Mais Moustache ne comprenait pas ce que la vieille voulait dire. Alors elle lui apprit que le manoir était hanté, et que le prince qui l’habitait avait promis en mariage, à celui qui chasserait les démons, sa fille, qui était belle comme les étoiles, et qui s’appelait haie d’épine (gars-spern). Dès que Moustache eut entendu cette histoire, il dit qu’il voulait tenter l’aventure. Alors la vieille le conduisit dans une grande chambre du château, toute tapissée de rouge. Dans cette chambre, il y avait un grand lit, et sous ce lit étaient rangées les chaussures de tous ceux qui avaient péri pour délivrer le manoir. Il y avait là de riches bottines de gentilshommes, des souliers ferrés de bourgeois, et des sabots de manans.
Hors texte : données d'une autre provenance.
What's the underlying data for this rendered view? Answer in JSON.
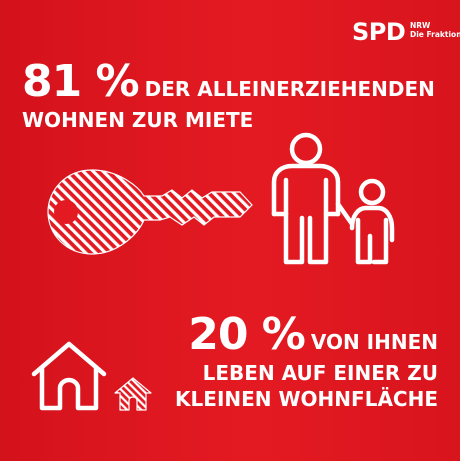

— Demain vos galoches seront là, jeune homme, dit la vieille. Mais Moustache se prit à rire. Il ne s’effraya de rien et attendit la nuit.

Quand la nuit fut venue, il se coucha dans le grand lit. Mais, vers minuit, un grand bruit se fit entendre, et il tomba par la cheminée une longue file de diables qui se tenaient par la main. Ils se mirent aussitôt à courir par la chambre. L’un d’eux porta une table au milieu, un autre plaça dessus des chandelles qu’il alluma rien qu’en les touchant du bout de la queue, puis ils vinrent tous autour du lit de Moustache, et ils crièrent tous ensemble :

— Allons, lève-toi, chrétien, et viens jouer ton âme contre chacun de nous !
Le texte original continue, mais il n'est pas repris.